3rd-String Ohio State Quarterback Who No One Had Heard Of 45 Days Ago Is The Wild Card Of The NFL Draft

3rd-String Ohio State Quarterback Who No One Had Heard Of 45 Days Ago Is The Wild Card Of The NFL Draft

Business Insider

Back in August Cardale Jones was the backup to the backup at Ohio State. He was better known for a tweet than anything he'd done on the field.

When starting quarterback Braxton Miller suffered a season-ending injury in training camp, Jones was promoted to second string. He spent the next 11 games on the bench, only seeing action in garbage time of blowout wins.

In the final game of the regular season, second-string quarterback J.T. Barrett got hurt. Jones became the starter before the Big 10 championship game, and the college football world was so skeptical of him that the Buckeyes were four-point underdogs to Wisconsin.

Now, after a barnstorming national championship run in which Jones blew out Wisconsin, upset Alabama, and outplayed Heisman winner Marcus Mariota, he could be headed for the NFL Draft.

Bleacher Report's NFL Draft expert Matt Miller says he could be a second or third rounder if everything breaks right. Jones might be the first quarterback taken after the consensus top-two players Marcus Mariota and Jameis Winston, despite playing only three games, Miller says:

"As an athlete, it’s all there. He’s huge. His arm is amazing. It would be the best arm in this year’s draft. He grades great throwing it to every level of the field. Really good anticipation too. That’s what surprises me most; his ability to see the field, anticipate and get it out quickly, so he’s doing a good job there."

Jones is a sophomore, but he's eligible to enter the draft because he's four years removed from high school.

He may be a third-stringer, but he looks like an NFL starter. He's tall (6'5"), powerful (250 pounds), athletic (see the Vine below), and has an incredible arm (he says he can throw it 85 yards in the air).

He does things quarterbacks shouldn't be able to do:

He would have never seen the light of day if first-stringer Braxton Miller and second-stringer J.T. Barrett hadn't suffered season-ending injuries. But he made the most of his opportunity, and now he could be on to the pros after a perfect three-start college career.
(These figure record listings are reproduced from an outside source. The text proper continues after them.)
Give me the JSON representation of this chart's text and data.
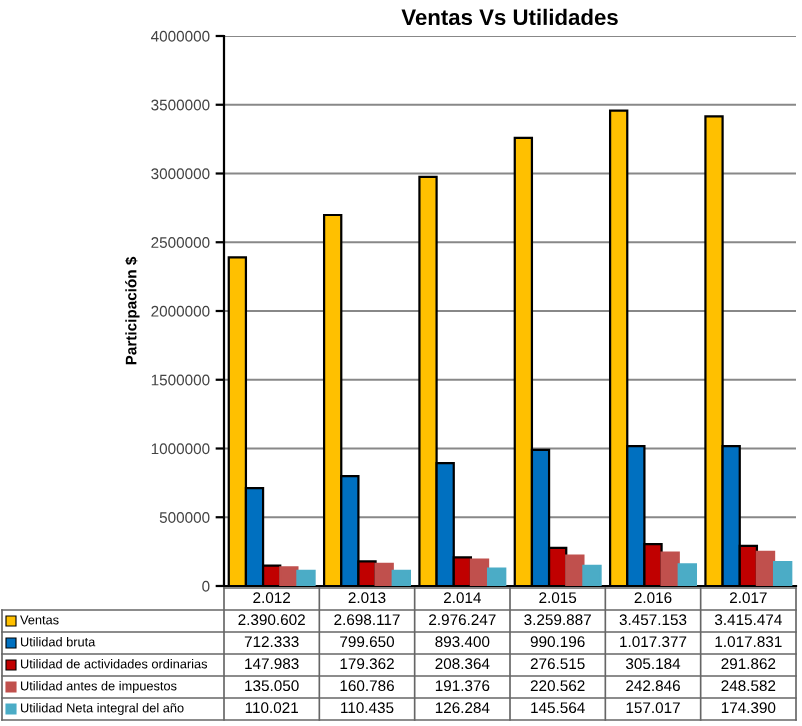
{
  "chart_data": {
    "type": "bar",
    "title": "Ventas Vs Utilidades",
    "ylabel": "Participación $",
    "categories": [
      "2.012",
      "2.013",
      "2.014",
      "2.015",
      "2.016",
      "2.017"
    ],
    "series": [
      {
        "name": "Ventas",
        "color": "#ffc000",
        "values": [
          2390602,
          2698117,
          2976247,
          3259887,
          3457153,
          3415474
        ],
        "value_labels": [
          "2.390.602",
          "2.698.117",
          "2.976.247",
          "3.259.887",
          "3.457.153",
          "3.415.474"
        ]
      },
      {
        "name": "Utilidad bruta",
        "color": "#0070c0",
        "values": [
          712333,
          799650,
          893400,
          990196,
          1017377,
          1017831
        ],
        "value_labels": [
          "712.333",
          "799.650",
          "893.400",
          "990.196",
          "1.017.377",
          "1.017.831"
        ]
      },
      {
        "name": "Utilidad de actividades ordinarias",
        "color": "#c00000",
        "values": [
          147983,
          179362,
          208364,
          276515,
          305184,
          291862
        ],
        "value_labels": [
          "147.983",
          "179.362",
          "208.364",
          "276.515",
          "305.184",
          "291.862"
        ]
      },
      {
        "name": "Utilidad antes de impuestos",
        "color": "#c0504d",
        "values": [
          135050,
          160786,
          191376,
          220562,
          242846,
          248582
        ],
        "value_labels": [
          "135.050",
          "160.786",
          "191.376",
          "220.562",
          "242.846",
          "248.582"
        ]
      },
      {
        "name": "Utilidad Neta integral del año",
        "color": "#4bacc6",
        "values": [
          110021,
          110435,
          126284,
          145564,
          157017,
          174390
        ],
        "value_labels": [
          "110.021",
          "110.435",
          "126.284",
          "145.564",
          "157.017",
          "174.390"
        ]
      }
    ],
    "ylim": [
      0,
      4000000
    ],
    "yticks": [
      0,
      500000,
      1000000,
      1500000,
      2000000,
      2500000,
      3000000,
      3500000,
      4000000
    ],
    "grid": "y",
    "legend": "bottom"
  }
}
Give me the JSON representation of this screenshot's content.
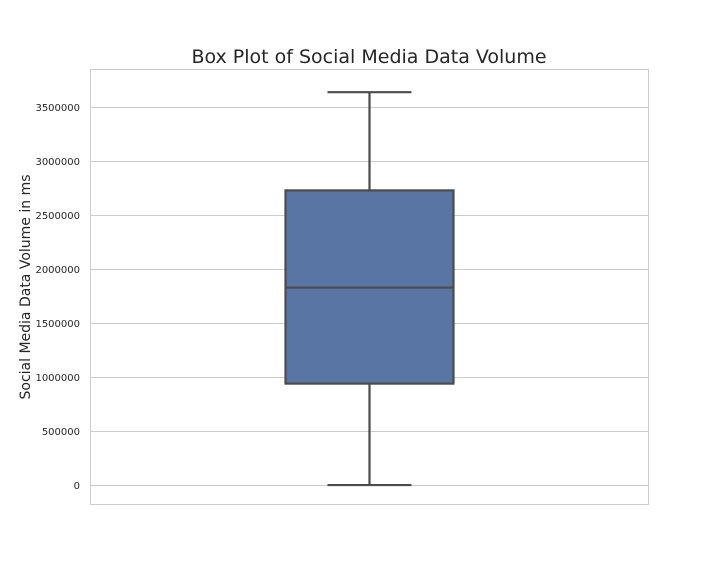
{
  "chart_data": {
    "type": "box",
    "title": "Box Plot of Social Media Data Volume",
    "xlabel": "",
    "ylabel": "Social Media Data Volume in ms",
    "ylim": [
      -180000,
      3850000
    ],
    "yticks": [
      0,
      500000,
      1000000,
      1500000,
      2000000,
      2500000,
      3000000,
      3500000
    ],
    "ytick_labels": [
      "0",
      "500000",
      "1000000",
      "1500000",
      "2000000",
      "2500000",
      "3000000",
      "3500000"
    ],
    "grid": true,
    "box": {
      "whisker_low": 0,
      "q1": 940000,
      "median": 1830000,
      "q3": 2730000,
      "whisker_high": 3640000
    },
    "box_color": "#5975a4",
    "line_color": "#4c4c4c"
  }
}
He'd have to declare for the draft by Thursday. If he ends up entering the draft, it'll be one of the most rapid rises for a prospect ever. No one outside of the state of Ohio knew who he was 45 days ago.

Jones said after the game that he didn't know if he'd enter the draft.

How does this happen? How can a player who might be the third-best QB prospect in the draft end up at the third-stringer on his own team?

Ohio State's strength coach Mickey Marotti attributes Jones' rise to him getting in shape. He told Dan Wetzel of Yahoo:

"He was last in conditioning. I told him, ‘You’ll never play quarterback here. You’re last in everything. I’ve never coached a quarterback who is last.’ He’s the complete opposite of Tim Tebow. He never was zoned in. But he kept working, kept plugging. He’s a great example: Never give up."

The sample size is so small that any NFL who drafted him would be taking a significant risk. But, as Miller points out, there's a precedent for this type of player getting taken high in the draft and panning out — Cam Newton.

Miller said of the Cam-Cardale comparison, "Cam was so inexperienced when he came out of Auburn too. He had one year in the NCAA and really didn’t work in a real advanced-passing offense. He was just kind of an athlete with a big arm, and I think Jones is the same thing."

The possibilities for Jones are all over the map right now. He could come back to Ohio State and start. He could come back to Ohio State and be a back up again. He could enter the draft and fall because he has only played three games. He could enter the draft and get picked earlier than anyone could have imagined six weeks ago.